Citing the anti-war sentiments of several former generals in the US military, Moss asked: “If generals of the army had that kind of insight, then what is the excuse at the White House, or your house, or my house if the occupants of those homes do not oppose war?”

“We must join with those former generals and declare that 'War is obsolete,'” Moss added. And in a reference to the war in Iraq, Moss chided the Bush administration for its search for weapons of mass destruction there, when there are such weapons in the US.

“Where are the weapons of mass destruction?” Moss asked. “Look around: AIDS is a weapon of mass destruction,” he said, “so is hunger, the denial of health care to the poor, illiterate and uneducated minds, tobacco and tobacco-related illnesses, uncared-for children”. All these and many other weapons destroy the fabric of the nation, Moss contended.

Efforts to pursue peace must originate “in our commitment to break the bonds of injustice, and to bring justice and peace into our homes, and into our collective house - the White House,” Moss concluded. “When we break the bonds of injustice and oppression, then we become God's peacemakers.”

More information on the DOV

After launching the Decade to Overcome Violence in 2001, the WCC focused its efforts on the Israeli-Palestinian conflict in 2002, and on Sudan and Africa in 2003.

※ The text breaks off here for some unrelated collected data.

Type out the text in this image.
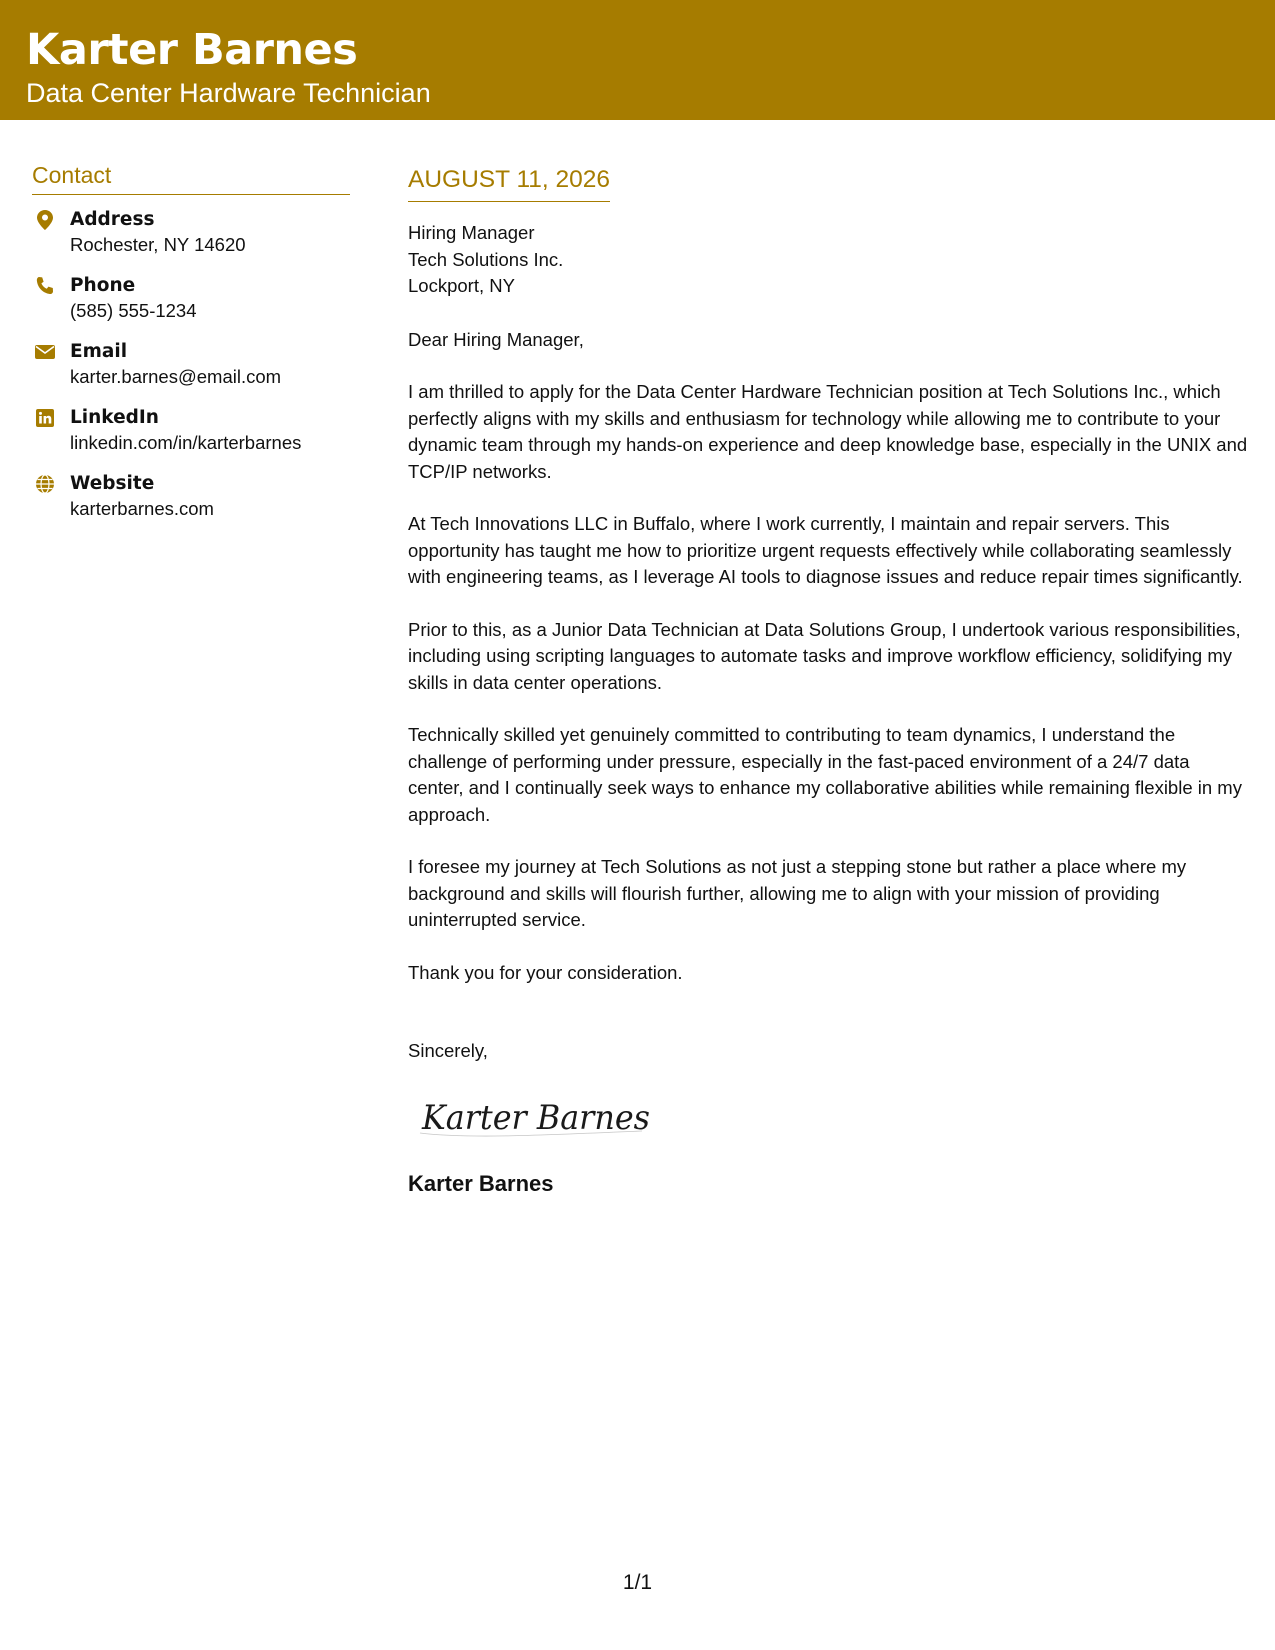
Karter Barnes
Data Center Hardware Technician
Contact
Address
Rochester, NY 14620
Phone
(585) 555-1234
Email
karter.barnes@email.com
LinkedIn
linkedin.com/in/karterbarnes
Website
karterbarnes.com
AUGUST 11, 2026
Hiring Manager
Tech Solutions Inc.
Lockport, NY
Dear Hiring Manager,
I am thrilled to apply for the Data Center Hardware Technician position at Tech Solutions Inc., which perfectly aligns with my skills and enthusiasm for technology while allowing me to contribute to your dynamic team through my hands-on experience and deep knowledge base, especially in the UNIX and TCP/IP networks.
At Tech Innovations LLC in Buffalo, where I work currently, I maintain and repair servers. This opportunity has taught me how to prioritize urgent requests effectively while collaborating seamlessly with engineering teams, as I leverage AI tools to diagnose issues and reduce repair times significantly.
Prior to this, as a Junior Data Technician at Data Solutions Group, I undertook various responsibilities, including using scripting languages to automate tasks and improve workflow efficiency, solidifying my skills in data center operations.
Technically skilled yet genuinely committed to contributing to team dynamics, I understand the challenge of performing under pressure, especially in the fast-paced environment of a 24/7 data center, and I continually seek ways to enhance my collaborative abilities while remaining flexible in my approach.
I foresee my journey at Tech Solutions as not just a stepping stone but rather a place where my background and skills will flourish further, allowing me to align with your mission of providing uninterrupted service.
Thank you for your consideration.
Sincerely,
Karter Barnes
Karter Barnes
1/1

Information on the Decade to Overcome Violence is available at www.wcc-coe.org/DOV

Photos of the service are available at: www.wcc-coe.org/WCC/press_corner/us-focus.html

A DOV-US focus poster on “The power and promise of peace” is available on the DOV website www2.wcc-coe.org/DOV.nsf

Decade to Overcome Violence Goals

  1. Addressing holistically the wide varieties of violence, both direct and structural, in homes, communities, and in international arenas and learning from the local and regional analyses of violence and ways to overcome violence.
  2. Challenging the churches to overcome the spirit, logic and practice of violence; to relinquish any theological justification of violence; and to affirm anew the spirituality of reconciliation and active nonviolence.
  3. Creating a new understanding of security in terms of cooperation and community, instead of in terms of domination and competition.
  4. Learning from the spirituality and resources for peace-building of other faiths to work with communities of other faiths in the pursuit of peace and to challenge the churches to reflect on the misuse of religious and ethnic identities in pluralistic societies.
  5. Challenging the growing militarization of our world, especially the proliferation of small arms and light weapons.